所以,你可以看到,每一個元素你會得到一個可愛的小元組(「記錄」)與D型datatype1(它甚至使最後一個字符串爲你)。

有一些方法可以解決這個問題,最好的方法是從頭開始創建/導入帶有正確dtype的數組,以便您永遠不必複製它。對於某些轉換,可以製作一個view,其中將數據解釋爲,就好像它具有新的複雜dtype一樣,但這不會將字符串轉換爲數字,因爲這比假裝數據更復雜一個號碼。

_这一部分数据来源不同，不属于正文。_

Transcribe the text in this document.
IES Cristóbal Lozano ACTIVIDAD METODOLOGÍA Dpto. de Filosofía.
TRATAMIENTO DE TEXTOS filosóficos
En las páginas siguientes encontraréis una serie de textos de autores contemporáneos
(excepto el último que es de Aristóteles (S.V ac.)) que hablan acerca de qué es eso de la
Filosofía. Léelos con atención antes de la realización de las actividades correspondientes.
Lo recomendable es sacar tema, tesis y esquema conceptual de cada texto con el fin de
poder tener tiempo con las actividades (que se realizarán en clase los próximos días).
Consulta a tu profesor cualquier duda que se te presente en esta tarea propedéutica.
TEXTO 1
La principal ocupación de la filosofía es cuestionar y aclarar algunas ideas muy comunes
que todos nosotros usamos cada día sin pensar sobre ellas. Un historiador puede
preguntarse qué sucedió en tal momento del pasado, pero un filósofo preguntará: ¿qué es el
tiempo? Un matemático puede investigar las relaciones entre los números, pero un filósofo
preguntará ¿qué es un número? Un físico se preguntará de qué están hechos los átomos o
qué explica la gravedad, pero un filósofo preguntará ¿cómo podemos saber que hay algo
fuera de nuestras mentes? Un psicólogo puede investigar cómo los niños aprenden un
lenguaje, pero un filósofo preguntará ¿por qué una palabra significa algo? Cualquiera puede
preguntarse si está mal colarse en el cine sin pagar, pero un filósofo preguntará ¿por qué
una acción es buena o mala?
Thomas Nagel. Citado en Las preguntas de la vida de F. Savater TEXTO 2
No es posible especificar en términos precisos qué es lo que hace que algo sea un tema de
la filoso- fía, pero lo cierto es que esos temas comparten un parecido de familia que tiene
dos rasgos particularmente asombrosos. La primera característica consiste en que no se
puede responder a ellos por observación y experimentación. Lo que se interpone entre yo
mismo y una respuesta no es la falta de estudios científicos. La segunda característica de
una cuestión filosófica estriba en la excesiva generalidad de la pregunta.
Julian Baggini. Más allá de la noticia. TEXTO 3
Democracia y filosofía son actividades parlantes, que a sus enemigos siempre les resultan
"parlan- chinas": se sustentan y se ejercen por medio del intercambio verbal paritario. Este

對於您的情況,您應該使用一個比regular structured array稍微複雜的recarray,然後您可以使用fromarrays函數。它需要一列列,每列都有統一的類型,而不是行,因此轉置:

>>> np.rec.fromarrays(t.T, dt) 
rec.array([ (0.0, 0.0, 0.5751, -2.08, 9.532e-05, -86.19, 1.7442, -73.867, 1.7442, 0.0002, 0.0, 'RIGHT'), 
     (2.0, 0.0, 0.5747, -2.11, 0.0001291, -82.47, 1.739, -71.2312, 1.739, 0.0002, 0.0, 'RIGHT'), 
     (4.0, 0.0, 0.5738, -2.21, 0.0001632, -80.31, 1.7243, -69.1973, 1.7243, 0.0003, 0.0, 'RIGHT'), 
     (6.0, 0.0, 0.5722, -2.38, 0.0001973, -78.94, 1.7001, -67.5479, 1.7001, 0.0003, 0.0, 'RIGHT'), 
     (8.0, 0.0, 0.5699, -2.61, 0.0002314, -78.02, 1.6663, -66.1644, 1.6663, 0.0004, 0.01, 'RIGHT')], 
     dtype=[('LOCATION_THETA', '<f8'), ('LOCATION_PHI', '<f8'), ('ETHETA_MAGN', '<f8'), ('ETHETA_PHASE', '<f8'), ('EPHI_MAGN', '<f8'), ('EPHI_PHASE', '<f8'), ('DIRECTIVITY_VERT', '<f8'), ('DIRECTIVITY_HORIZ', '<f8'), ('DIRECTIVITY_TOTAL', '<f8'), ('POLARISATION_AXIALR', '<f8'), ('POLARISATION_ANGLE', '<f8'), ('POLARISATION_DIRECTION', 'S5')]) 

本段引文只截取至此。